Clare pulled the phone away from her ear and stared at it. Squawking noises came from the earpiece. Harvey was rambling on. She put the receiver back to her ear and listened with mounting astonishment.
“The only thing I want to know,” Harvey was saying, “was whether it was cocaine or AIDS. That’s it. You know it’s got to be one or the other. They’re all like that, the effing sons of bitches with their effing M.D. degrees. All sniffing it up one end and getting it porked up the other and then acting like the rest of us are—”
“Harvey.”
“You know it’s true, Clare. You spend all your time with them. You know—”
“What I know is that I’m sick to death of listening to you eff this and eff that all day long. Don’t you ever let up?”
“It’s a perfectly respectable Anglo-Saxon word, Clare. The only reason you object to it is because you’ve been brainwashed by—”
“Stuff it,” Clare said. “I’m not interested in another lecture on capitalist sexual oppression and I’m not interested in another lecture on using the weaknesses of establishment structures to bring about social change. Why do you think the police won’t let us leave Oyster Bay?”
“Because they’re pigs, that’s why. They like throwing their weight around.”
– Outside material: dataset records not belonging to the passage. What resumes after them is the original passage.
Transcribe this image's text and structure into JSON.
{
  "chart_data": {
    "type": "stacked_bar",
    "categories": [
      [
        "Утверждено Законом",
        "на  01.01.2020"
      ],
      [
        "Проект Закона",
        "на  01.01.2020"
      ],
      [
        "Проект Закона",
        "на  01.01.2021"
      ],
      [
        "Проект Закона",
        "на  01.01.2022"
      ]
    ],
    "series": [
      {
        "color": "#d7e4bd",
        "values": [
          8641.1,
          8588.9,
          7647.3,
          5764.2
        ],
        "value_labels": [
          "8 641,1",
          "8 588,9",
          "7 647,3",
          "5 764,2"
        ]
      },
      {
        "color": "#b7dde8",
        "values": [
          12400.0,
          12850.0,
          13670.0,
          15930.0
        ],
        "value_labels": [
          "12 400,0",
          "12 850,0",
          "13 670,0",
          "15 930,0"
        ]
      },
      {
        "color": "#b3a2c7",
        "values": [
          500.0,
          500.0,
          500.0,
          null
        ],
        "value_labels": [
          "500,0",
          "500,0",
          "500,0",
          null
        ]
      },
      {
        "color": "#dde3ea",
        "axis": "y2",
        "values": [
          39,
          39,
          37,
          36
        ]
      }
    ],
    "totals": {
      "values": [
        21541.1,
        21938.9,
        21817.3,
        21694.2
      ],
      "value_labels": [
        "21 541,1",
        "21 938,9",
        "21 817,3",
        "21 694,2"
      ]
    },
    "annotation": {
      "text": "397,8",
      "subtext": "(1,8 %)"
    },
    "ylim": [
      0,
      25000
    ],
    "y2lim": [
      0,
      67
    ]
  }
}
“I could give you a lecture on recent decisions in constitutional law, Harvey, but it’s like I said. I’m not interested in lectures at the moment. They’re keeping us here because they think Kevin Debrett was murdered.”
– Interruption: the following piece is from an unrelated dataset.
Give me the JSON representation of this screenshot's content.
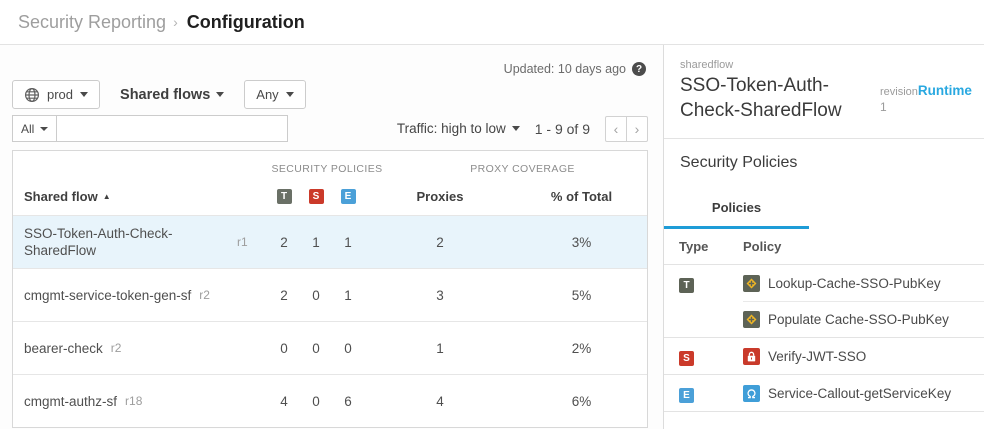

There was silence on the other end of the line, long and hollow, that made Clare feel instantly better. Finally, finally, after six years, she had managed to bring Harvey Gort to a full stop.
“Well?” she said.
Harvey cleared his throat. “I listened to the eleven o’clock news,” he said. “I’ve got the
Early Bird News
on right this minute. There isn’t anything about murder.”
“There wouldn’t be, would there? There won’t be until they’re sure.”
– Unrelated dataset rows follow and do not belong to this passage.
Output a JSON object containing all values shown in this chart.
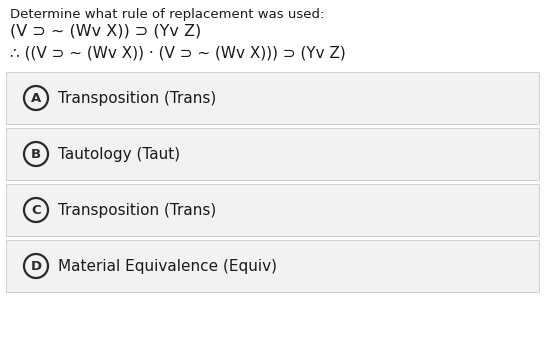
{
  "title": "Determine what rule of replacement was used:",
  "line1": "(V ⊃ ~ (Wv X)) ⊃ (Yv Z)",
  "line2": "∴ ((V ⊃ ~ (Wv X)) · (V ⊃ ~ (Wv X))) ⊃ (Yv Z)",
  "options": [
    {
      "label": "A",
      "text": "Transposition (Trans)"
    },
    {
      "label": "B",
      "text": "Tautology (Taut)"
    },
    {
      "label": "C",
      "text": "Transposition (Trans)"
    },
    {
      "label": "D",
      "text": "Material Equivalence (Equiv)"
    }
  ],
  "bg_color": "#ffffff",
  "option_bg_color": "#f2f2f2",
  "option_border_color": "#d0d0d0",
  "text_color": "#1a1a1a",
  "circle_color": "#2a2a2a",
  "title_fontsize": 9.5,
  "formula_fontsize": 11.5,
  "option_label_fontsize": 9.5,
  "option_text_fontsize": 11.0
}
“How can they not be sure?”
“Let’s say there are some very strange things about this death, Harvey. Let’s say something else. If they have to pick a likely suspect, somebody with a motive right out there for everybody to see, I’m the prime candidate.”
“You?”
Clare thought about developing this for him, but decided not to. It seemed so obvious to her that it also seemed impossible that anyone could miss it.
Suddenly, sitting up in bed felt as confining as lying in it had. Clare threw off the covers, swung her legs over the side, and stood up. It was all jumbled up together in her mind. Kevin Debrett and the death of Kevin Debrett. The Empowerment Project. Harvey Gort. Herself. She would have said she didn’t care if Harvey and his people got their cut of the Act in Aid of Exceptional Children, but it wasn’t true. She devoutly hoped they wouldn’t get a dime. She took the phone away from her ear again, and stared at it again, and shook her head. What could she possibly be thinking of? This was like contemplating suicide.
She put the phone back to where she could use it and said, “Harvey?”
“I’m here,” Harvey said. “I still think what I was saying was valid. You can’t tell me they’re really holding seminars up there this weekend. After this, I mean.”
“I don’t know what we’re doing. Nobody’s said anything. Everybody’s in shock.”
“Bull dung.”
“It may be bull dung to you, but a lot of these people have known Kevin Debrett for a long time. And remember something, Harvey. Even if Debrett is dead, his clinic isn’t. There’s that. There’s also the obvious, which is the thing you never think of.”
“What’s obvious now?”
“There’s nothing to say there has to be an Act in Aid of Exceptional Children. There’s nothing to say it shouldn’t die in committee. If Dan Chester decided to take exception to your behavior, or mine—”
“He can’t do that, Clare. There’s been too much publicity. He has to go ahead with the act. If he drops it, Stephen will look like a fool.”
“There’re a lot of ways to kill a bill, Harvey. And there’re a lot more ways to kill you. Chester could always get Fox to go with vouchers.”
There was another long silence on the line, then the sound of heavy breathing turning into snorts, and Harvey Gort said, “Shit.”